Overall, I would rate these classes as better than Kiesha's modified class because most of them incorporated weights/resistance their high intensity intervals which made for a much harder workout.
Unfortunately, the all-inclusive gyms have three major downsides:
- They cost more than flywheel - for just spin classes! Believe it or not, I could only afford to go to one of these high-intensity interval type classes once every 2-3 weeks which really limited my exposure to this type of training. It also meant that after the first full month without cardio , I was completely out of shape!
- They won't let you come and go as you please like Flywheel (which is basically free). If you live in New York City and work 9-5 M-F jobs like me, your schedule will vary day to day and it is nearly impossible to find a class that fits into your daily routine. You can almost always find a time that works for you during the week, but on weekends it's nearly impossible! For example, my gym offers classes in the morning (8:00), afternoon (12:00), and evening (6:30).

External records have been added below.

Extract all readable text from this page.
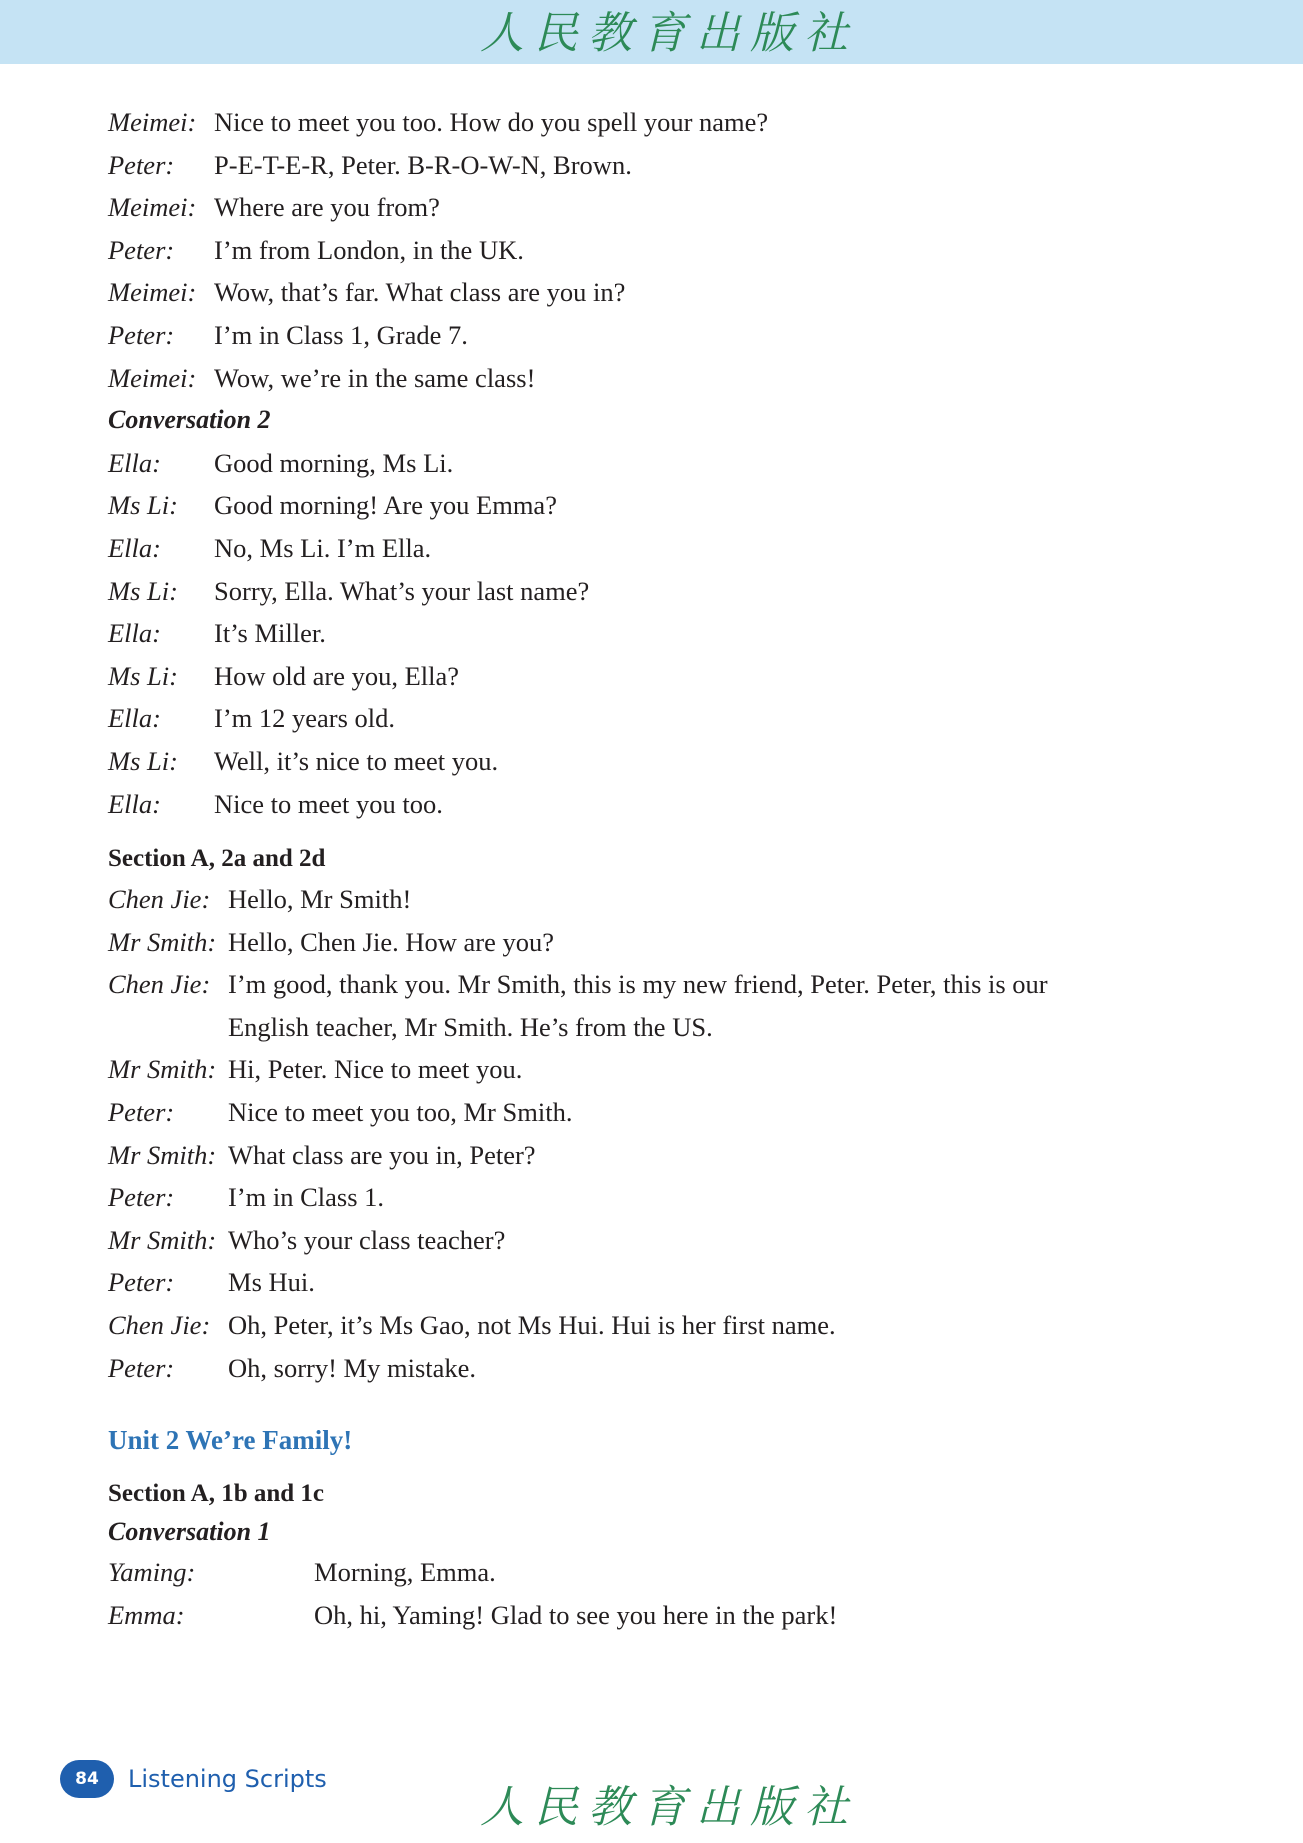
人民教育出版社
Meimei: Nice to meet you too. How do you spell your name?
Peter: P-E-T-E-R, Peter. B-R-O-W-N, Brown.
Meimei: Where are you from?
Peter: I’m from London, in the UK.
Meimei: Wow, that’s far. What class are you in?
Peter: I’m in Class 1, Grade 7.
Meimei: Wow, we’re in the same class!
Conversation 2
Ella: Good morning, Ms Li.
Ms Li: Good morning! Are you Emma?
Ella: No, Ms Li. I’m Ella.
Ms Li: Sorry, Ella. What’s your last name?
Ella: It’s Miller.
Ms Li: How old are you, Ella?
Ella: I’m 12 years old.
Ms Li: Well, it’s nice to meet you.
Ella: Nice to meet you too.
Section A, 2a and 2d
Chen Jie: Hello, Mr Smith!
Mr Smith: Hello, Chen Jie. How are you?
Chen Jie: I’m good, thank you. Mr Smith, this is my new friend, Peter. Peter, this is our
English teacher, Mr Smith. He’s from the US.
Mr Smith: Hi, Peter. Nice to meet you.
Peter: Nice to meet you too, Mr Smith.
Mr Smith: What class are you in, Peter?
Peter: I’m in Class 1.
Mr Smith: Who’s your class teacher?
Peter: Ms Hui.
Chen Jie: Oh, Peter, it’s Ms Gao, not Ms Hui. Hui is her first name.
Peter: Oh, sorry! My mistake.
Unit 2 We’re Family!
Section A, 1b and 1c
Conversation 1
Yaming:	Morning, Emma.
Emma:	Oh, hi, Yaming! Glad to see you here in the park!
84	Listening Scripts
人民教育出版社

I don't wake up early enough to get there by 8:00. It sends me into work too late for 12:00, and leaves me with only an hour free if I do go at 6:30 which means I'd have to skip dinner or eat so much frozen food just so I could make 6:30 - not healthy nor fun!

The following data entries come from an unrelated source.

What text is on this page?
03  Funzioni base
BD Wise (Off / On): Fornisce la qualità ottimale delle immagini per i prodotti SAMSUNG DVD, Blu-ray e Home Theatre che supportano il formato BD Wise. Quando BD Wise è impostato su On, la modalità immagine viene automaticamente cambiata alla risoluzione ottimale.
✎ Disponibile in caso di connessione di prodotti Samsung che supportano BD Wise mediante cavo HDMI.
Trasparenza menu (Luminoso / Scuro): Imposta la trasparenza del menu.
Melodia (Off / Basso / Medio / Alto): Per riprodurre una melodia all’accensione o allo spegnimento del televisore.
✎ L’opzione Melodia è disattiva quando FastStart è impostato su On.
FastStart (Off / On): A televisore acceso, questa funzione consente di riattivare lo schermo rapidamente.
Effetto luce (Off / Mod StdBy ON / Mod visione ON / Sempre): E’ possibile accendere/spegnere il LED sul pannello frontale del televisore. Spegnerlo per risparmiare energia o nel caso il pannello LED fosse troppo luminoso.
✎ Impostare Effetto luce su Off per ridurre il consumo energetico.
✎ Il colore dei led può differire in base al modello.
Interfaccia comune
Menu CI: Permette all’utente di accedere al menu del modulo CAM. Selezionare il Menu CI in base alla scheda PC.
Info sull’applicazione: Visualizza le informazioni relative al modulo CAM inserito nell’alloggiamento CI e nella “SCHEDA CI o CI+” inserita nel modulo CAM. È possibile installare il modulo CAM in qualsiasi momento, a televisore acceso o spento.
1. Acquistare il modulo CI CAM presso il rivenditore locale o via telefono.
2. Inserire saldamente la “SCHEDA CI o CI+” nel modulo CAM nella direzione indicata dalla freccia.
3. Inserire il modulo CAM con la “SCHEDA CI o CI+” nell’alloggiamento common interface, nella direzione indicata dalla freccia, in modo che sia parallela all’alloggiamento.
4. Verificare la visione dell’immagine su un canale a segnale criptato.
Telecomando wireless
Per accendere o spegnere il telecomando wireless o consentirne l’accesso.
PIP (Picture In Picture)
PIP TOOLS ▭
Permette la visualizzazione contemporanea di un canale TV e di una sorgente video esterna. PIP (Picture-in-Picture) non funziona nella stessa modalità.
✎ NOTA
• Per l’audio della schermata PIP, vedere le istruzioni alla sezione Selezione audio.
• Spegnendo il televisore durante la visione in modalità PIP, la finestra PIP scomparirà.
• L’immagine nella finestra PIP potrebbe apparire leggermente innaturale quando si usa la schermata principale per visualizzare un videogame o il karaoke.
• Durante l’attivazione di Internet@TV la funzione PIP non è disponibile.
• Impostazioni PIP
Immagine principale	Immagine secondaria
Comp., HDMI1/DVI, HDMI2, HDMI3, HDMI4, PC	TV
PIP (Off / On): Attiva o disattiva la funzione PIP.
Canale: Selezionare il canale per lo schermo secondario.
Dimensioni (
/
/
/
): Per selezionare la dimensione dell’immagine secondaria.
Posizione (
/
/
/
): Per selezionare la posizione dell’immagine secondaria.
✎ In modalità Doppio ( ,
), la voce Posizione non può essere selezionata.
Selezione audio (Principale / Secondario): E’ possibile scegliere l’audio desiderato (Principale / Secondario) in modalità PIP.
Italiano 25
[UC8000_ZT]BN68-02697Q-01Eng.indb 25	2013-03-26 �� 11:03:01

- The instructors are usually very uninspiring. They are less like intructors and more like loud, annoying cheerleaders. I also find that they usually lack real-world experience when it comes to fitness. And if you've taken any great spinning class in the past (regardless of where you took it), the instructors in these classes always say "well this is how we do it here", which is discouraging for people who enjoy taking classes at nice studios, but can't afford them anymore.
Now onto my absolute favorite type of cardio : Spinning at Soul Cycle !! This studio repeats their 45 minute class schedule every single day so no matter what time your job ends or your gym class starts, you will always be able to find 6:00 pm spin class on a weekday.
The instructors at Soul Cycle are very inspiring and positive, but not over-the-top like some of the other classes I've taken. They make you feel like you can accomplish anything by the end of the class - plus their music is great (which really makes a difference; there's nothing worse than bad pop songs).
I'd never been in a cycling studio before going to Soul Cycle because I was afraid I wasn't fit enough or strong enough for cycling. But when I tried it out, the bikes were set up in a way that made me feel comfortable right away. The instructor helped me get started with a simple warmup and within minutes, I felt confident that I could keep with everyone in the room - it is not as intimidating as it looks like!
But the main reason I love Soul Cycle and cycling in general is because of how much weight I lost (and continue to lose)! Every class makes me sweat buckets and I feel that my body is constantly burning fat.
So what's the point of all this? All this talk about studios, instructors, classes, etc. boils down to one simple sentence: I need more time for spinning! Between work , other activities , friends, family, etc., there are only 24 hours every day - but if you divide each hour into 24 little pieces then that means that there are 1440 minutes every day! Since I've started cycling, I've noticed great changes in my appearance and I feel better than ever! I've lost weight, my legs are toned, and my confidence is at an all-time high! If you can make time for one class per week (which requires only 50-60 minutes of your time), I highly recommend it.